My suggestion is that CF2 recommend that support variables be identified by implicit scoping where possible, and by relative or aboslute paths where necessary (i.e., in groups outside the scope of the host variable). That is for dataset creation. For dataset reading, a support variable would then be searched for according to how it is specified. No slashes means implicit scoping. A non-leading slash means relative path. A leading slash means absolute path. No ambiguity there, and the support variables may be anywhere in the file. Unlike you, I expect the dominant use case across all users will be that support variables will be in scope of the variables, but that remains to be seen. Your point is well-taken that there are conceptual reasons to store some support variables beneath the host variable, though I think this is unlikely for "coordinates", and "ancillary" is anyone's guess.

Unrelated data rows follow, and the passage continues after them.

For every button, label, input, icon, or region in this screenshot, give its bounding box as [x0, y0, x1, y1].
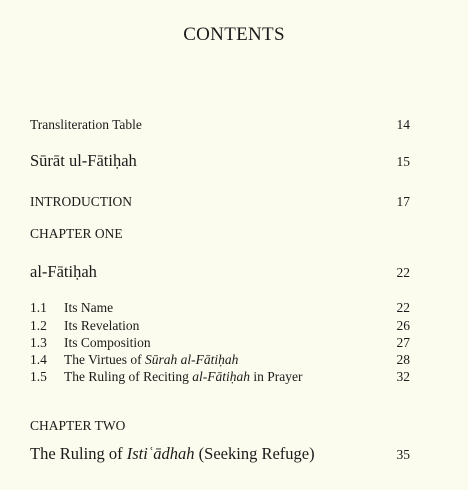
toc-entry-page: 28: [396, 352, 410, 367]
section-number: 1.2: [30, 318, 47, 333]
section-number: 1.4: [30, 352, 47, 367]
page-title: CONTENTS: [183, 24, 285, 45]
toc-entry-italic: al-Fātiḥah: [192, 369, 250, 384]
toc-entry-1-4[interactable]: [30, 352, 410, 368]
toc-entry-label: The Ruling of Istiʿādhah (Seeking Refuge): [30, 444, 315, 463]
toc-entry-label: The Ruling of Reciting al-Fātiḥah in Prayer: [64, 369, 303, 384]
toc-entry-page: 14: [396, 117, 410, 132]
toc-entry-italic: Sūrah al-Fātiḥah: [145, 352, 239, 367]
toc-entry-transliteration-table[interactable]: [30, 117, 410, 133]
toc-entry-label: The Virtues of Sūrah al-Fātiḥah: [64, 352, 239, 367]
toc-entry-label: al-Fātiḥah: [30, 262, 97, 281]
toc-entry-page: 15: [396, 154, 410, 169]
toc-entry-page: 35: [396, 447, 410, 462]
toc-entry-1-2[interactable]: [30, 318, 410, 334]
chapter-two-heading: [30, 418, 410, 434]
toc-entry-page: 26: [396, 318, 410, 333]
toc-entry-surat-ul-fatihah[interactable]: [30, 151, 410, 171]
toc-entry-label: Transliteration Table: [30, 117, 142, 132]
toc-entry-1-5[interactable]: [30, 369, 410, 385]
toc-entry-page: 17: [396, 194, 410, 209]
toc-entry-label: INTRODUCTION: [30, 194, 132, 209]
toc-entry-label: Its Name: [64, 300, 114, 315]
chapter-one-heading: [30, 226, 410, 242]
section-number: 1.5: [30, 369, 47, 384]
toc-entry-italic: Istiʿādhah: [126, 444, 195, 463]
toc-entry-ruling-of-istiadhah[interactable]: [30, 444, 410, 464]
toc-entry-page: 32: [396, 369, 410, 384]
toc-entry-al-fatihah[interactable]: [30, 262, 410, 282]
toc-entry-page: 22: [396, 265, 410, 280]
toc-entry-label: Its Composition: [64, 335, 151, 350]
section-number: 1.3: [30, 335, 47, 350]
toc-entry-page: 22: [396, 300, 410, 315]
toc-entry-1-1[interactable]: [30, 300, 410, 316]
toc-entry-label: Sūrāt ul-Fātiḥah: [30, 151, 137, 170]
chapter-label: CHAPTER TWO: [30, 418, 126, 433]
section-number: 1.1: [30, 300, 47, 315]
toc-entry-label: Its Revelation: [64, 318, 140, 333]
chapter-label: CHAPTER ONE: [30, 226, 123, 241]
toc-entry-page: 27: [396, 335, 410, 350]
toc-entry-1-3[interactable]: [30, 335, 410, 351]
toc-entry-introduction[interactable]: [30, 194, 410, 210]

Now let me address your questions in reverse order: Variable with the same name in different groups are not a problem. Scoping or relative/absolute paths find the specified variable. Fragility is an issue because, based on my experience doing this with NCO, it is much easier to write a tool that moves or subsets groups from a file into a new arrangement without altering the paths in the "coordinates"/"ancillary" attributes than to write a tool that subsets and does alter those contents (because the netCDF API does nothing to keep the metadata consistent). Therefore people will create such tools. They will do the job well enough for many purposes, and lead to more broken links when support variables are identifed with absolute paths.